The increase of money is very important – $30 million in terms of the increase in the pokie machines. That will hopefully be going back into important things like schools, hospitals, roads and other things that need to be done. We know that the government is going to be absolutely skint for cash when it comes to the budget next week, so every dollar is going to help. If we have got to raise that through gambling, then so be it, because we know that we desperately need basic services to be funded.

The other part, if I could just briefly mention it, is that particularly when it comes to the changes in the consumption levy, there is an increase in that consumption levy by 5 per cent, from 10 to 15 per cent, 4 per cent of which is going into racing and another per cent, I believe, into consolidated revenue – although we still do not have the full details.

What we have here is $119 million into racing. Can I say, having Caulfield Racecourse, it is a great facility in desperate need of an upgrade.

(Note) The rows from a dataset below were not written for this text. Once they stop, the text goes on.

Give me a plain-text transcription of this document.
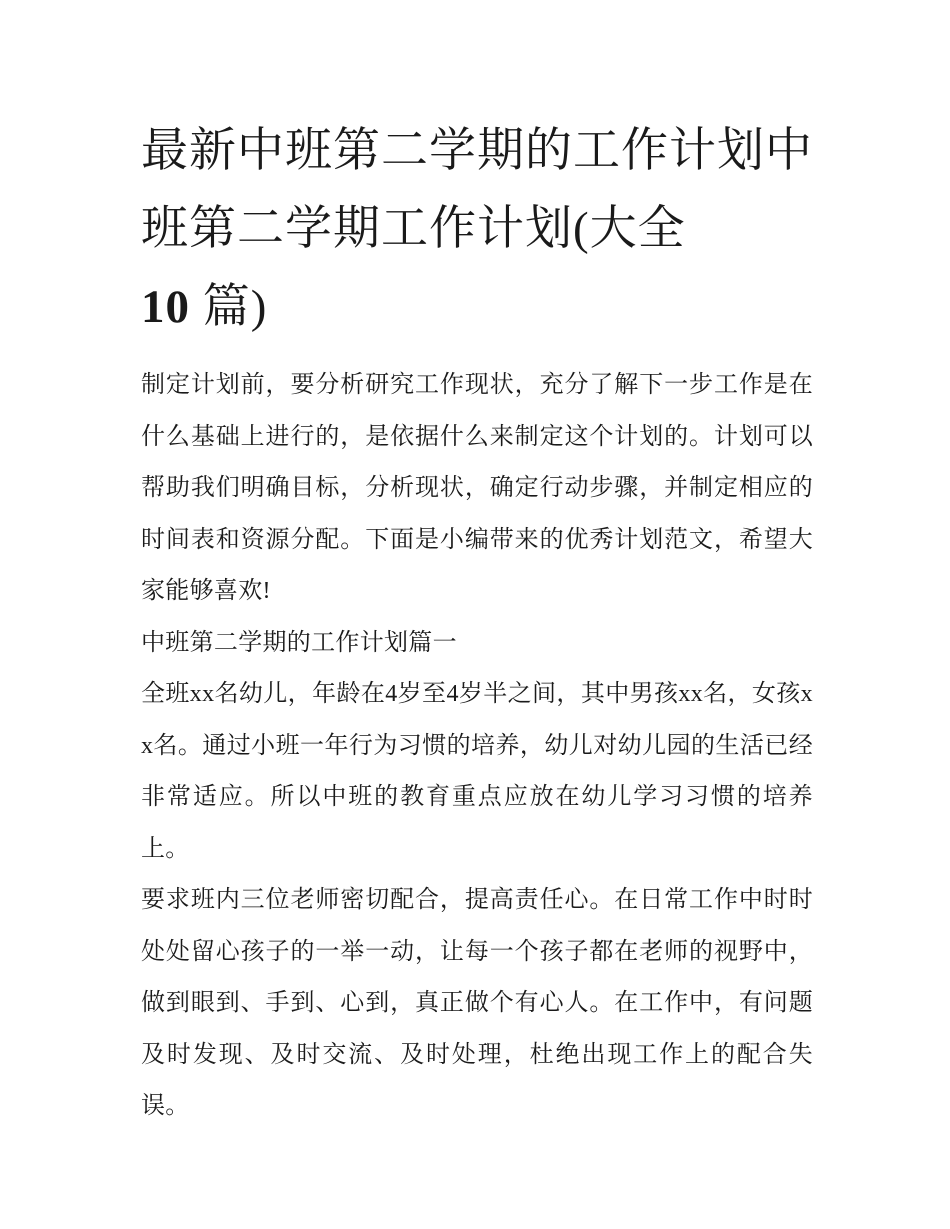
最新中班第二学期的工作计划中班第二学期工作计划(大全
10 篇)

制定计划前，要分析研究工作现状，充分了解下一步工作是在什么基础上进行的，是依据什么来制定这个计划的。计划可以帮助我们明确目标，分析现状，确定行动步骤，并制定相应的时间表和资源分配。下面是小编带来的优秀计划范文，希望大家能够喜欢!

中班第二学期的工作计划篇一

全班xx名幼儿，年龄在4岁至4岁半之间，其中男孩xx名，女孩xx名。通过小班一年行为习惯的培养，幼儿对幼儿园的生活已经非常适应。所以中班的教育重点应放在幼儿学习习惯的培养上。

要求班内三位老师密切配合，提高责任心。在日常工作中时时处处留心孩子的一举一动，让每一个孩子都在老师的视野中，做到眼到、手到、心到，真正做个有心人。在工作中，有问题及时发现、及时交流、及时处理，杜绝出现工作上的配合失误。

We have been talking about this for a long time. We had the government supporting a big, bold vision of $570 million to upgrade the middle; for sports facilities, recreation, a whole range of things, we are still waiting. There has not been one dollar from the Andrews Labor government when it comes to upgrading the middle. We have got a new trust. The previous minister for the environment, the current Minister for Energy and Resources, was up and about cutting ribbons and talking up what we could have in the middle of the racecourse. We have one of the lowest amounts of open space in the state and are desperately in need of recreation and sporting facilities, and we are still waiting. We have some funds here. I would hope as part of that, as part of the budget next week, that we would see the Caulfield Racecourse Reserve upgraded. We desperately need it. No more talk – let us get some action.

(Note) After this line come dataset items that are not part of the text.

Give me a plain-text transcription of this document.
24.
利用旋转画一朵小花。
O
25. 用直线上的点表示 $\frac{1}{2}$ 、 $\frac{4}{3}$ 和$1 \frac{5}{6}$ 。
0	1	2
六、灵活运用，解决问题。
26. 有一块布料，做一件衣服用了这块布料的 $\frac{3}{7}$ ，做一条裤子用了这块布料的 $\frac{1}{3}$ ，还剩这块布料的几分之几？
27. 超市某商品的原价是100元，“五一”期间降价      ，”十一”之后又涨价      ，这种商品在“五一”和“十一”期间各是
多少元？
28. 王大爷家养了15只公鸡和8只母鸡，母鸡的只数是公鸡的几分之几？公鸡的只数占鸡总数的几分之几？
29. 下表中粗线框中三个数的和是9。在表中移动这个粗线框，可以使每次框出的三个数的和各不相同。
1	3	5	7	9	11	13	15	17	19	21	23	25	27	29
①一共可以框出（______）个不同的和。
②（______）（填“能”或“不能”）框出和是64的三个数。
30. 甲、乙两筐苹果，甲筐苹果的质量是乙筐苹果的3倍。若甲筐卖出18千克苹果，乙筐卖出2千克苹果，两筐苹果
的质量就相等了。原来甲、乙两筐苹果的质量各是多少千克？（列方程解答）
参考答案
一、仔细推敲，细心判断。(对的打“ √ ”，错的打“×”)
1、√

I understand also there has been some negotiation of the rental arrangement between the Caulfield Racecourse and the trust which funds the middle of the racecourse. I am not sure where that is at. I would ask the government to certainly come clean as to where that is, because at the moment that is the only funding that is available for the trust. I am told that if the Caulfield Racecourse Reserve Trust does not get the funds that it desperately needs, it will literally have to turn the lights off and lock the door, because the Caulfield Racecourse Reserve Trust has run out of money.

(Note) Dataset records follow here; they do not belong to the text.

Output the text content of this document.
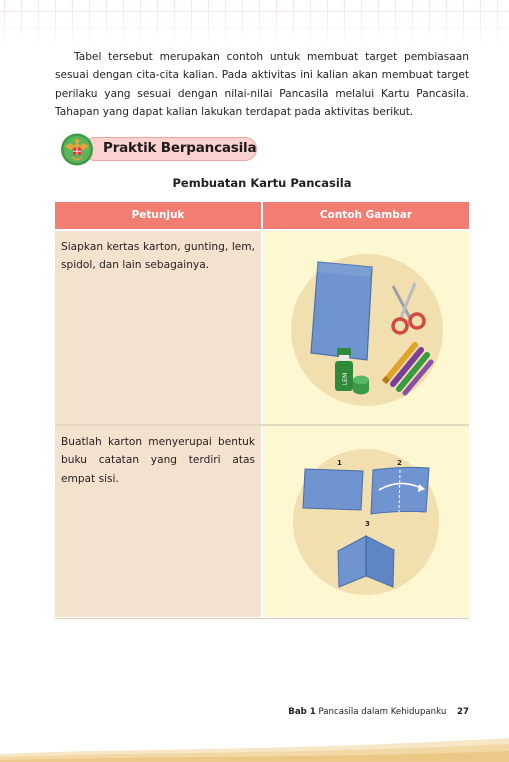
Tabel tersebut merupakan contoh untuk membuat target pembiasaan sesuai dengan cita-cita kalian. Pada aktivitas ini kalian akan membuat target perilaku yang sesuai dengan nilai-nilai Pancasila melalui Kartu Pancasila. Tahapan yang dapat kalian lakukan terdapat pada aktivitas berikut.

Praktik Berpancasila
Pembuatan Kartu Pancasila
Petunjuk	Contoh Gambar

Siapkan kertas karton, gunting, lem, spidol, dan lain sebagainya.

LEM

Buatlah karton menyerupai bentuk buku catatan yang terdiri atas empat sisi.

1	2
3
Bab 1 Pancasila dalam Kehidupanku 27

So while we are talking up certainly racing, while we are talking up the idea that gambling and racing are important and an integral part in terms of what they do within our community – with industry, with jobs, with a whole range of things – let us not forget for 1 minute about how we can take these wonderful facilities which are in the middle of these racecourses and turn them into public open space. That is what it is: Crown land, public open space. So we can have racing on the outside – the jobs and industry and everything else that it benefits – and we should also look at what that does in the middle of these racecourses. This government need to actually get off their hands and support it with some sort of funding.

We are talking about money here. We are talking about money going back into racing. Let us make sure that when we talk about that, we talk about racetracks. I know the Caulfield Racecourse themselves have put half the $570 million to do the outside in terms of what is involved in racing. The government now needs to come clean with their fair share and stump up the cash to do the middle. It is a partnership. We often talk about partnerships. It is time for the Andrews Labor government to actually stump up the cash that the Caulfield Racecourse Reserve desperately needs.

Mathew HILAKARI (Point Cook) (18:59): I rise tonight – and I look forward to rising tomorrow on the Gambling Taxation Bill 2023.

Business interrupted under sessional orders.